Lors du discours de Marine Le Pen, un cri jaillit des bancs de La France insoumise : « C’est la Saint-Valentin ! » Une formule ironique pour moquer le ton aimable employé par la cheffe de file des députés du Rassemblement national (RN), en réponse à la déclaration de politique générale du premier ministre, Michel Barnier, mardi 1er octobre, à l’Assemblée nationale.
Le temps d’un après-midi, la dirigeante d’extrême droite avait ôté le costume de prévenue qu’elle est contrainte de porter depuis lundi, dans le procès pour détournement de fonds publics qui vise son parti, pour enfiler sa veste blanche de présidente du premier groupe à l’Assemblée. Bras croisés, martyrisant son stylo et durcissant son propre discours à mesure que le chef du gouvernement déroulait le sien, elle n’a jamais manifesté le moindre agacement. Et pu goûter les multiples allusions de la gauche au coup de téléphone que lui avait passé Michel Barnier, le 24 septembre, pour s’excuser des propos tenus par son ministre de l’économie, Antoine Armand – la mise en exergue du rôle d’arbitre du RN sonne particulièrement doux à ses oreilles.
A l’occasion de son discours à la tribune, le premier ministre a effectué plusieurs œillades à l’extrême droite de l’Hémicycle. Certes vague et moins radical que le ministre de l’intérieur, Bruno Retailleau, il a formulé plusieurs propositions en matière de justice ou d’immigration, susceptibles d’être bien vues au RN : la volonté de « limiter » les possibilités d’aménagement des peines, pour que celles-ci soient exécutées ; celle d’atténuer l’« excuse de minorité » ; de renforcer l’agence européenne de garde-frontières (Frontex). Il a également fait une allusion à une possible remise en question de l’accord de 1968, facilitant l’entrée des Algériens en France.

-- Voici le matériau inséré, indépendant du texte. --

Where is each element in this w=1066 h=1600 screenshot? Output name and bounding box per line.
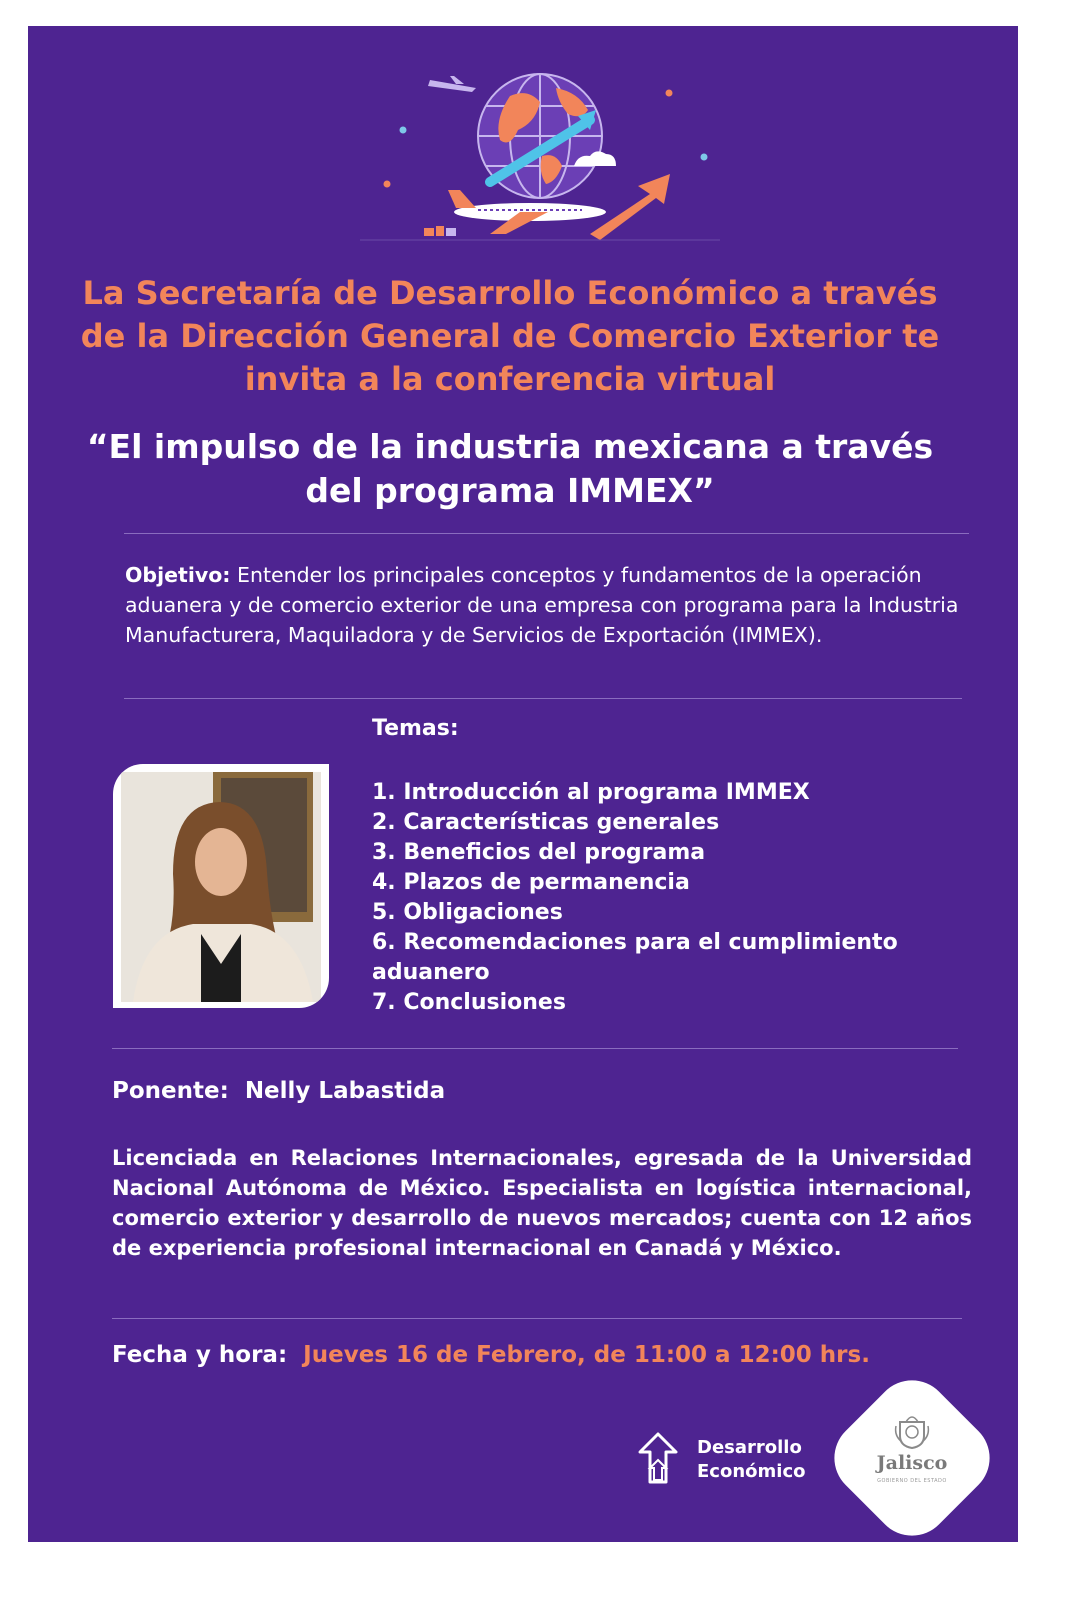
objective-label: Objetivo: <box>125 563 231 587</box>
topics-heading: Temas: <box>372 716 459 741</box>
jalisco-subtitle: GOBIERNO DEL ESTADO <box>877 1478 947 1484</box>
small-plane-icon <box>428 76 476 92</box>
list-item: 4. Plazos de permanencia <box>372 870 690 895</box>
list-item: 7. Conclusiones <box>372 990 566 1015</box>
dot-decoration <box>400 127 407 134</box>
globe-plane-illustration <box>360 44 720 244</box>
list-item: 2. Características generales <box>372 810 720 835</box>
divider <box>112 1318 962 1319</box>
list-item: 3. Beneficios del programa <box>372 840 706 865</box>
schedule-value: Jueves 16 de Febrero, de 11:00 a 12:00 hrs. <box>303 1342 870 1368</box>
speaker-line <box>112 1078 445 1104</box>
invitation-headline: La Secretaría de Desarrollo Económico a través de la Dirección General de Comercio Exterior te invita a la conferencia virtual <box>80 274 940 398</box>
divider <box>112 1048 958 1049</box>
divider <box>124 698 962 699</box>
logo-text-line: Económico <box>697 1461 806 1482</box>
rising-arrow-icon <box>590 174 670 240</box>
list-item: 1. Introducción al programa IMMEX <box>372 780 810 805</box>
conference-title: “El impulso de la industria mexicana a través del programa IMMEX” <box>86 427 934 510</box>
desarrollo-economico-logo-text <box>697 1436 805 1484</box>
dot-decoration <box>384 181 391 188</box>
schedule-line <box>112 1342 870 1368</box>
objective-text: Entender los principales conceptos y fundamentos de la operación aduanera y de comercio exterior de una empresa con programa para la Industria Manufacturera, Maquiladora y de Servicios de Exportación (IMMEX). <box>125 563 959 647</box>
divider <box>124 533 969 534</box>
jalisco-crest-icon <box>894 1412 930 1450</box>
topics-list <box>372 778 962 1018</box>
dot-decoration <box>701 154 708 161</box>
jalisco-name: Jalisco <box>876 1452 948 1474</box>
speaker-label: Ponente: <box>112 1078 229 1104</box>
list-item: 6. Recomendaciones para el cumplimiento aduanero <box>372 930 898 985</box>
dot-decoration <box>666 90 673 97</box>
speaker-photo <box>113 764 329 1008</box>
jalisco-logo <box>846 1392 978 1524</box>
speaker-bio: Licenciada en Relaciones Internacionales, egresada de la Universidad Nacional Autónoma de México. Especialista en logística internacional, comercio exterior y desarrollo de nuevos mercados; cuenta con 12 años de experiencia profesional internacional en Canadá y México. <box>112 1146 972 1260</box>
speaker-name: Nelly Labastida <box>244 1078 446 1104</box>
logo-text-line: Desarrollo <box>697 1437 802 1458</box>
list-item: 5. Obligaciones <box>372 900 563 925</box>
desarrollo-economico-logo-icon <box>636 1430 680 1486</box>
schedule-label: Fecha y hora: <box>112 1342 288 1368</box>
objective-paragraph <box>125 560 965 650</box>
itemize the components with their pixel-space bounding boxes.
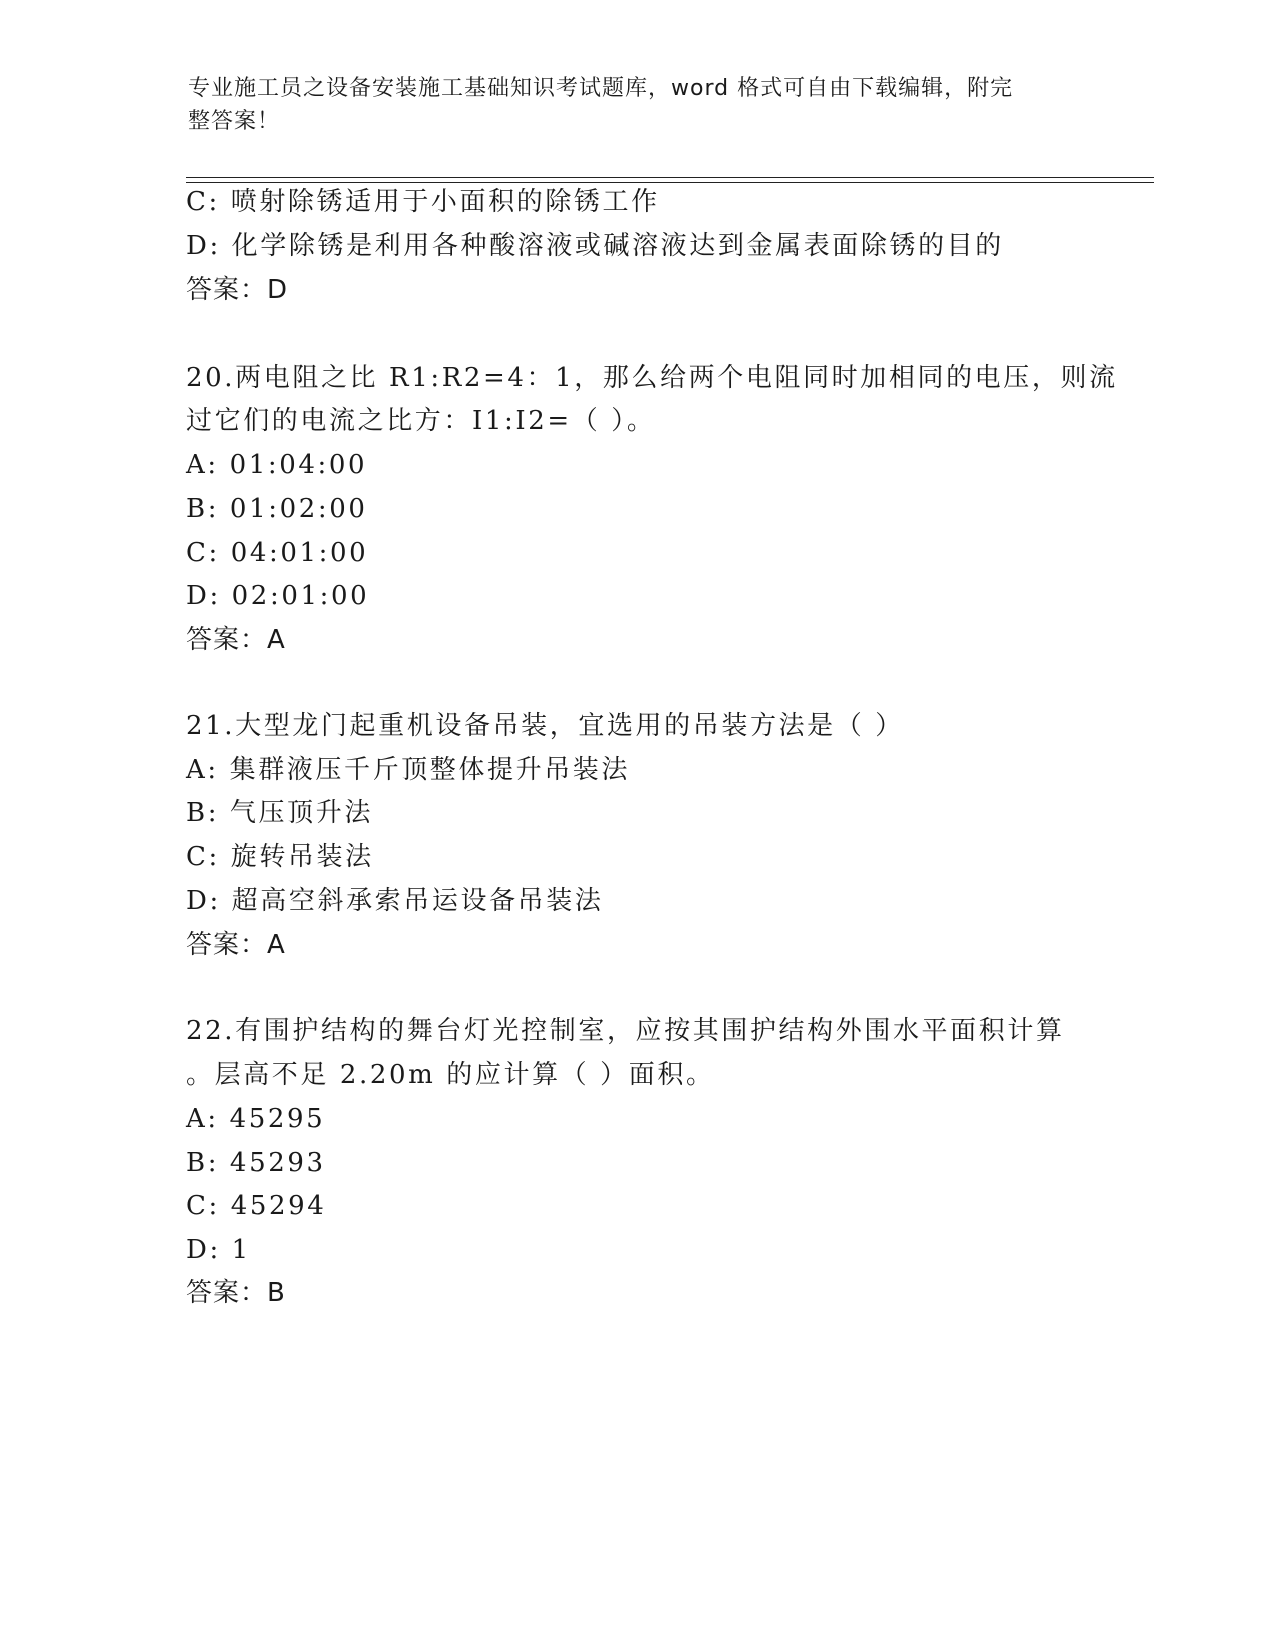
header-divider-top	[186, 177, 1154, 178]
header-title-line-1: 专业施工员之设备安装施工基础知识考试题库，word 格式可自由下载编辑，附完	[188, 76, 1014, 101]
header-divider-bottom	[186, 182, 1154, 183]
document-header	[188, 72, 1068, 138]
q22-option-c: C: 45294	[186, 1191, 327, 1221]
q22-option-b: B: 45293	[186, 1148, 326, 1178]
q22-stem-line-2: 。层高不足 2.20m 的应计算（ ）面积。	[186, 1060, 715, 1090]
q19-option-c: C: 喷射除锈适用于小面积的除锈工作	[186, 187, 660, 217]
q20-option-b: B: 01:02:00	[186, 494, 368, 524]
q19-option-d: D: 化学除锈是利用各种酸溶液或碱溶液达到金属表面除锈的目的	[186, 231, 1004, 261]
q20-stem-line-1: 20.两电阻之比 R1:R2=4：1，那么给两个电阻同时加相同的电压，则流	[186, 363, 1118, 393]
q20-option-d: D: 02:01:00	[186, 581, 370, 611]
q19-answer: 答案：D	[186, 275, 289, 305]
q22-answer: 答案：B	[186, 1278, 286, 1308]
q22-stem-line-1: 22.有围护结构的舞台灯光控制室，应按其围护结构外围水平面积计算	[186, 1016, 1065, 1046]
q21-answer: 答案：A	[186, 930, 286, 960]
q21-stem-line-1: 21.大型龙门起重机设备吊装，宜选用的吊装方法是（ ）	[186, 711, 904, 741]
q21-option-c: C: 旋转吊装法	[186, 842, 374, 872]
q21-option-d: D: 超高空斜承索吊运设备吊装法	[186, 886, 604, 916]
q20-option-c: C: 04:01:00	[186, 538, 369, 568]
q22-option-a: A: 45295	[186, 1104, 326, 1134]
q21-option-a: A: 集群液压千斤顶整体提升吊装法	[186, 755, 631, 785]
q20-answer: 答案：A	[186, 625, 286, 655]
q20-stem-line-2: 过它们的电流之比方：I1:I2=（ ）。	[186, 406, 656, 436]
q20-option-a: A: 01:04:00	[186, 450, 368, 480]
q22-option-d: D: 1	[186, 1235, 251, 1265]
q21-option-b: B: 气压顶升法	[186, 798, 373, 828]
header-title-line-2: 整答案！	[188, 109, 281, 134]
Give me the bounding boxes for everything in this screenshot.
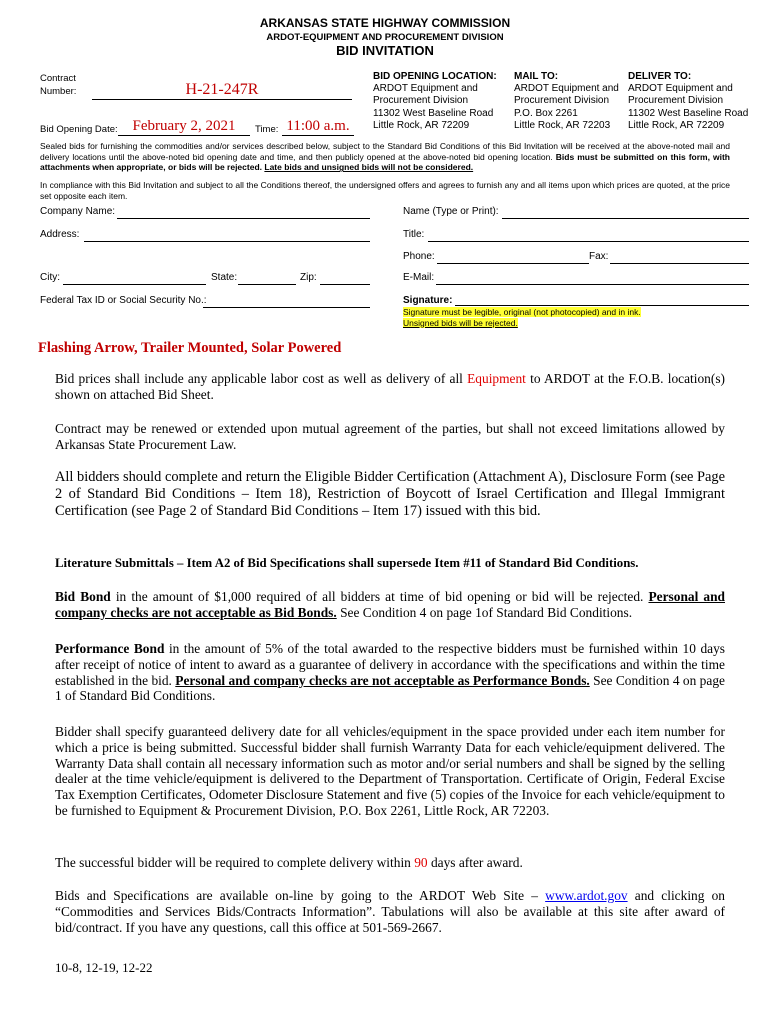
web-site-text-end: and clicking on “Commodities and Services Bids/Contracts Information”. Tabulations will also be available at this site after award of bid/contract. If you have any questions, call this office at 501-569-2667.: [55, 888, 725, 935]
signature-field[interactable]: [455, 305, 749, 306]
address-line: ARDOT Equipment and: [373, 83, 478, 95]
company-name-label: Company Name:: [40, 206, 116, 217]
address-line: ARDOT Equipment and: [514, 83, 619, 95]
contract-number-value[interactable]: H-21-247R: [185, 81, 259, 98]
state-field[interactable]: [238, 284, 296, 285]
time-value[interactable]: 11:00 a.m.: [286, 118, 350, 134]
delivery-paragraph: Bidder shall specify guaranteed delivery date for all vehicles/equipment in the space provided under each item number for which a price is being submitted. Successful bidder shall furnish Warranty Data for each vehicle/equipment delivered. The Warranty Data shall contain all necessary information such as motor and/or serial numbers and shall be signed by the selling dealer at the time vehicle/equipment is delivered to the Department of Transportation. Certificate of Origin, Federal Excise Tax Exemption Certificates, Odometer Disclosure Statement and five (5) copies of the Invoice for each vehicle/equipment to be furnished to Equipment & Procurement Division, P.O. Box 2261, Little Rock, AR 72203.: [55, 724, 725, 819]
bid-opening-location: [373, 71, 513, 132]
zip-field[interactable]: [320, 284, 370, 285]
state-label: State:: [211, 272, 238, 283]
address-line: Little Rock, AR 72209: [373, 119, 470, 131]
email-label: E-Mail:: [403, 272, 435, 283]
sealed-bids-text: Sealed bids for furnishing the commodities and/or services described below, subject to the Standard Bid Conditions of this Bid Invitation will be received at the above-noted mail and delivery locations until the above-noted bid opening date and time, and then publicly opened at the above-noted bid opening location.: [40, 141, 730, 162]
address-line: Procurement Division: [373, 95, 469, 107]
phone-label: Phone:: [403, 251, 435, 262]
web-site-paragraph: [55, 888, 725, 935]
signature-note: [403, 307, 641, 328]
address-field[interactable]: [84, 241, 370, 242]
bid-bond-condition: See Condition 4 on page 1of Standard Bid Conditions.: [340, 604, 633, 620]
bid-bond-label: Bid Bond: [55, 589, 111, 604]
bid-prices-text-end: to ARDOT at the F.O.B. location(s) shown on attached Bid Sheet.: [55, 371, 725, 402]
renewal-paragraph: Contract may be renewed or extended upon mutual agreement of the parties, but shall not exceed limitations allowed by Arkansas State Procurement Law.: [55, 421, 725, 452]
bid-prices-paragraph: [55, 371, 725, 403]
bid-opening-date-label: Bid Opening Date:: [40, 124, 118, 135]
mail-to-title: MAIL TO:: [514, 71, 559, 82]
division-title: ARDOT-EQUIPMENT AND PROCUREMENT DIVISION: [266, 32, 504, 43]
name-print-field[interactable]: [502, 218, 749, 219]
performance-bond-checks: Personal and company checks are not acceptable as Performance Bonds.: [175, 672, 590, 688]
bid-prices-text: Bid prices shall include any applicable labor cost as well as delivery of all: [55, 371, 463, 386]
deliver-to-address: [628, 71, 763, 132]
performance-bond-text: in the amount of 5% of the total awarded to the respective bidders must be furnished within 10 days after receipt of notice of intent to award as a guarantee of delivery in accordance with the specifications and within the time established in the bid.: [55, 641, 725, 688]
tax-id-field[interactable]: [203, 307, 370, 308]
address-line: P.O. Box 2261: [514, 107, 578, 119]
performance-bond-paragraph: [55, 641, 725, 704]
tax-id-label: Federal Tax ID or Social Security No.:: [40, 295, 207, 306]
company-name-field[interactable]: [117, 218, 370, 219]
name-print-label: Name (Type or Print):: [403, 206, 499, 217]
sealed-bids-notice: [40, 141, 730, 173]
page-title: BID INVITATION: [336, 43, 434, 58]
time-line: [282, 135, 354, 136]
address-line: Procurement Division: [628, 95, 724, 107]
title-label: Title:: [403, 229, 425, 240]
item-title: Flashing Arrow, Trailer Mounted, Solar Powered: [38, 340, 342, 356]
delivery-days-text: The successful bidder will be required to complete delivery within: [55, 855, 411, 870]
address-line: Little Rock, AR 72203: [514, 119, 611, 131]
zip-label: Zip:: [300, 272, 317, 283]
phone-field[interactable]: [437, 263, 589, 264]
contract-number-label: Number:: [40, 86, 77, 97]
signature-label: Signature:: [403, 295, 453, 306]
bid-opening-date-line: [118, 135, 250, 136]
mail-to-address: [514, 71, 629, 132]
address-line: Little Rock, AR 72209: [628, 119, 725, 131]
address-line: ARDOT Equipment and: [628, 83, 733, 95]
fax-label: Fax:: [589, 251, 609, 262]
revision-footer: 10-8, 12-19, 12-22: [55, 960, 153, 975]
address-label: Address:: [40, 229, 80, 240]
address-line: 11302 West Baseline Road: [373, 107, 494, 119]
ardot-link[interactable]: www.ardot.gov: [545, 888, 628, 903]
web-site-text: Bids and Specifications are available on-line by going to the ARDOT Web Site –: [55, 888, 538, 903]
time-label: Time:: [255, 124, 279, 135]
address-line: 11302 West Baseline Road: [628, 107, 749, 119]
signature-note-legible: Signature must be legible, original (not photocopied) and in ink.: [403, 307, 641, 317]
fax-field[interactable]: [610, 263, 749, 264]
commission-title: ARKANSAS STATE HIGHWAY COMMISSION: [259, 16, 511, 30]
address-line: Procurement Division: [514, 95, 610, 107]
delivery-days-value: 90: [414, 855, 428, 870]
compliance-notice: In compliance with this Bid Invitation and subject to all the Conditions thereof, the undersigned offers and agrees to furnish any and all items upon which prices are quoted, at the price set opposite each item.: [40, 180, 730, 201]
bid-bond-text: in the amount of $1,000 required of all bidders at time of bid opening or bid will be rejected.: [115, 589, 644, 604]
delivery-days-text-end: days after award.: [430, 855, 523, 870]
certification-paragraph: All bidders should complete and return the Eligible Bidder Certification (Attachment A), Disclosure Form (see Page 2 of Standard Bid Conditions – Item 18), Restriction of Boycott of Israel Certification and Illegal Immigrant Certification (see Page 2 of Standard Bid Conditions – Item 17) issued with this bid.: [55, 469, 725, 519]
email-field[interactable]: [436, 284, 749, 285]
sealed-bids-bold: Bids must be submitted on this form, with attachments when appropriate, or bids will be rejected.: [40, 151, 730, 173]
bid-bond-checks: Personal and company checks are not acceptable as Bid Bonds.: [55, 589, 725, 620]
sealed-bids-late: Late bids and unsigned bids will not be considered.: [264, 162, 474, 173]
bid-opening-location-title: BID OPENING LOCATION:: [373, 71, 497, 82]
title-field[interactable]: [428, 241, 749, 242]
literature-submittals: Literature Submittals – Item A2 of Bid Specifications shall supersede Item #11 of Standard Bid Conditions.: [55, 556, 639, 570]
performance-bond-label: Performance Bond: [55, 641, 165, 656]
bid-opening-date-value[interactable]: February 2, 2021: [132, 118, 236, 134]
contract-number-line: [92, 99, 352, 100]
signature-note-unsigned: Unsigned bids will be rejected.: [403, 317, 518, 328]
city-field[interactable]: [63, 284, 206, 285]
deliver-to-title: DELIVER TO:: [628, 71, 692, 82]
contract-label: Contract: [40, 73, 76, 84]
performance-bond-condition: See Condition 4 on page 1 of Standard Bid Conditions.: [55, 672, 725, 704]
equipment-keyword: Equipment: [467, 371, 526, 386]
bid-bond-paragraph: [55, 589, 725, 621]
city-label: City:: [40, 272, 60, 283]
delivery-days-paragraph: [55, 855, 725, 871]
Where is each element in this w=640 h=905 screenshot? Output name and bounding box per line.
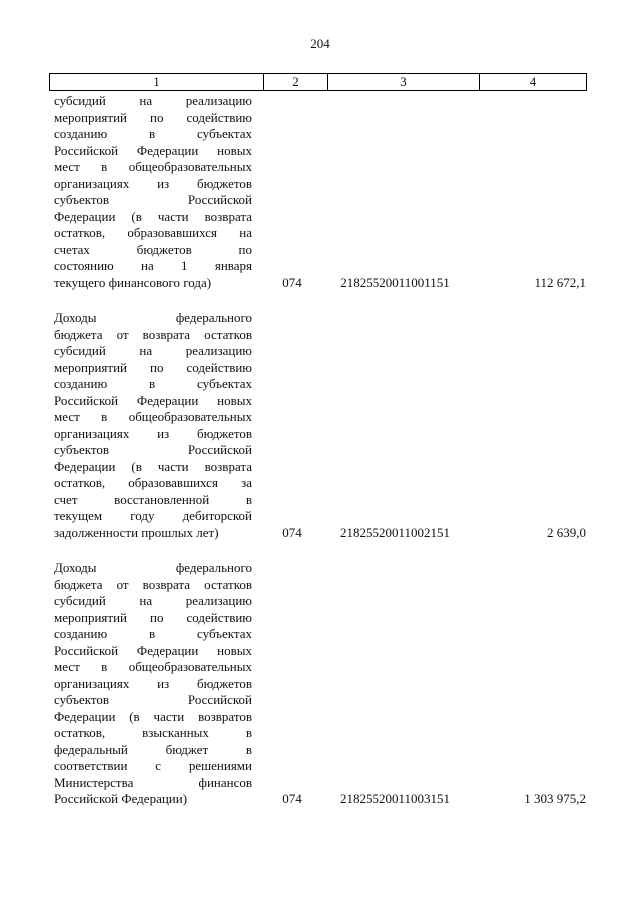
- budget-classification-code: 21825520011002151: [339, 524, 451, 540]
- description-line: созданию в субъектах: [54, 126, 252, 141]
- table-row: [0, 560, 640, 808]
- description-line: субсидий на реализацию: [54, 93, 252, 108]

« Amabilité incontestable »
Face au locataire de Matignon qui a ouvert de nombreuses portes, Marine Le Pen a pris soin de n’en fermer aucune, adaptant son discours à celui de Michel Barnier. Cela ressemblait à un dialogue, et « c’était le but », confirme Jean-Philippe Tanguy. Le président délégué du groupe RN ajoute, l’œil gourmand : « Pourquoi voulez-vous que l’on refuse cette main tendue à détruire le barrage républicain ? »
Pour la première fois, Marine Le Pen a énoncé les conditions qui conduiraient ses troupes à ne pas censurer le premier ministre. Sans surprise, le dépôt d’une loi sur l’immigration, « au premier trimestre 2025 », en fait partie. Aux yeux de la dirigeante du RN, elle devrait inclure les mesures de la loi portée par le gouvernement d’Elisabeth Borne et censurées par le Conseil constitutionnel en janvier, notamment celles instaurant une forme de préférence nationale. L’une des trois exigences de Marine Le Pen, pour trois temps d’un mandat qui n’excédera pas, dans son esprit, neuf mois.